Bonjour tout le monde ! Comme vous pouvez le remarquer, j'ai pu avoir ce chapitre à l'heure, mais je le répète, je ne garantis encore rien pour les deux prochaines semaines :(
En tous cas, merci encore aux lecteurs, aux reviewers, aux followers et aux nouvelles mises en favori. Je suis heureuse de voir que cet UA vous intéresse :D
Mysty, merci pour ta review, j'espère que ce chapitre te plaira également !
Place à la suite :)
Enjoy !
The Destiel Trap
Chapitre 5
Samedi 3 août, 19h01, Aéroport International d'Austin-Bergstrom
Jane sourit alors qu'elle range son téléphone et qu'elle attend que son bagage arrive sur le tapis roulant.

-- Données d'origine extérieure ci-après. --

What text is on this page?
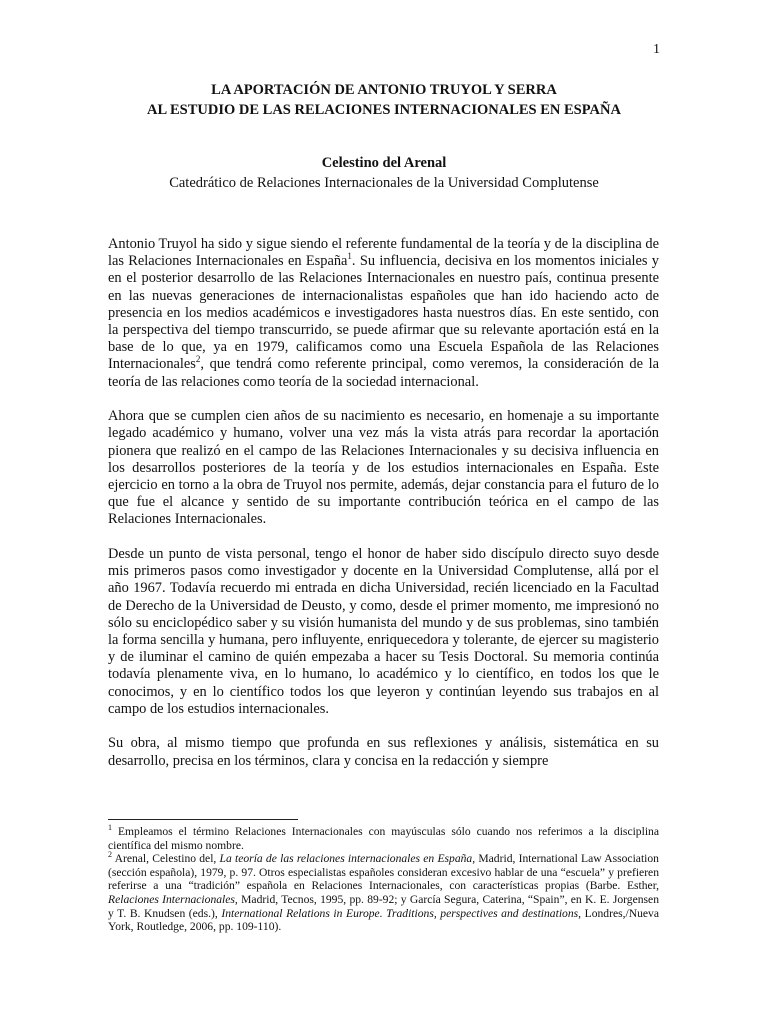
1
LA APORTACIÓN DE ANTONIO TRUYOL Y SERRA
AL ESTUDIO DE LAS RELACIONES INTERNACIONALES EN ESPAÑA
Celestino del Arenal
Catedrático de Relaciones Internacionales de la Universidad Complutense

Antonio Truyol ha sido y sigue siendo el referente fundamental de la teoría y de la disciplina de las Relaciones Internacionales en España$^1$. Su influencia, decisiva en los momentos iniciales y en el posterior desarrollo de las Relaciones Internacionales en nuestro país, continua presente en las nuevas generaciones de internacionalistas españoles que han ido haciendo acto de presencia en los medios académicos e investigadores hasta nuestros días. En este sentido, con la perspectiva del tiempo transcurrido, se puede afirmar que su relevante aportación está en la base de lo que, ya en 1979, calificamos como una Escuela Española de las Relaciones Internacionales$^2$, que tendrá como referente principal, como veremos, la consideración de la teoría de las relaciones como teoría de la sociedad internacional.

Ahora que se cumplen cien años de su nacimiento es necesario, en homenaje a su importante legado académico y humano, volver una vez más la vista atrás para recordar la aportación pionera que realizó en el campo de las Relaciones Internacionales y su decisiva influencia en los desarrollos posteriores de la teoría y de los estudios internacionales en España. Este ejercicio en torno a la obra de Truyol nos permite, además, dejar constancia para el futuro de lo que fue el alcance y sentido de su importante contribución teórica en el campo de las Relaciones Internacionales.

Desde un punto de vista personal, tengo el honor de haber sido discípulo directo suyo desde mis primeros pasos como investigador y docente en la Universidad Complutense, allá por el año 1967. Todavía recuerdo mi entrada en dicha Universidad, recién licenciado en la Facultad de Derecho de la Universidad de Deusto, y como, desde el primer momento, me impresionó no sólo su enciclopédico saber y su visión humanista del mundo y de sus problemas, sino también la forma sencilla y humana, pero influyente, enriquecedora y tolerante, de ejercer su magisterio y de iluminar el camino de quién empezaba a hacer su Tesis Doctoral. Su memoria continúa todavía plenamente viva, en lo humano, lo académico y lo científico, en todos los que le conocimos, y en lo científico todos los que leyeron y continúan leyendo sus trabajos en al campo de los estudios internacionales.

Su obra, al mismo tiempo que profunda en sus reflexiones y análisis, sistemática en su desarrollo, precisa en los términos, clara y concisa en la redacción y siempre

$^1$ Empleamos el término Relaciones Internacionales con mayúsculas sólo cuando nos referimos a la disciplina científica del mismo nombre.

$^2$ Arenal, Celestino del, La teoría de las relaciones internacionales en España, Madrid, International Law Association (sección española), 1979, p. 97. Otros especialistas españoles consideran excesivo hablar de una “escuela” y prefieren referirse a una “tradición” española en Relaciones Internacionales, con características propias (Barbe. Esther, Relaciones Internacionales, Madrid, Tecnos, 1995, pp. 89-92; y García Segura, Caterina, “Spain”, en K. E. Jorgensen y T. B. Knudsen (eds.), International Relations in Europe. Traditions, perspectives and destinations, Londres,/Nueva York, Routledge, 2006, pp. 109-110).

La perspective d'Air découvrant son restaurant préféré la fait sourire. Est-ce qu'elle va l'apprécier ? Est-ce que son choix va se porter sur ce qu'elle-même prend d'habitude ou bien va-t-elle surprendre sa famille en décidant de manger quelque chose de différent ? Elle avoue qu'elle aimerait bien être là pour voir ça.
Son sac de voyage apparaît et elle s'en saisit à deux mains. Parce que mine de rien, ce truc est lourd…
Elle se met en mouvement et repère les portes de sortie, tout en essayant de faire taire l'angoisse qui presse son cœur. Parce que, maintenant qu'elle est là, elle se dit qu'elle a, vraiment, eu une idée pourrie. Et même la pensée qu'Air a déjà rencontré papa et n'en est pas morte n'arrive pas à la rassurer.
Elle franchit les derniers portillons et se retrouve noyée dans un flux de retrouvailles qui n'arrange pas son angoisse, elle doit bien l'admettre. Il est vraiment trop tard pour faire demi-tour ? Elle peut peut-être appeler Air en urgence et lui dire qu'elle compte rentrer à New-York dans les prochaines minutes et que…
« Hey kiddo ! »
Son sang se fige dans ses veines alors qu'elle tourne la tête et…
Assbutt.
« Dad… » souffle-t-elle
Subjuguée.
Parce qu'Air a clairement omis de lui préciser que dad semble sortir tout d'un droit d'un magazine.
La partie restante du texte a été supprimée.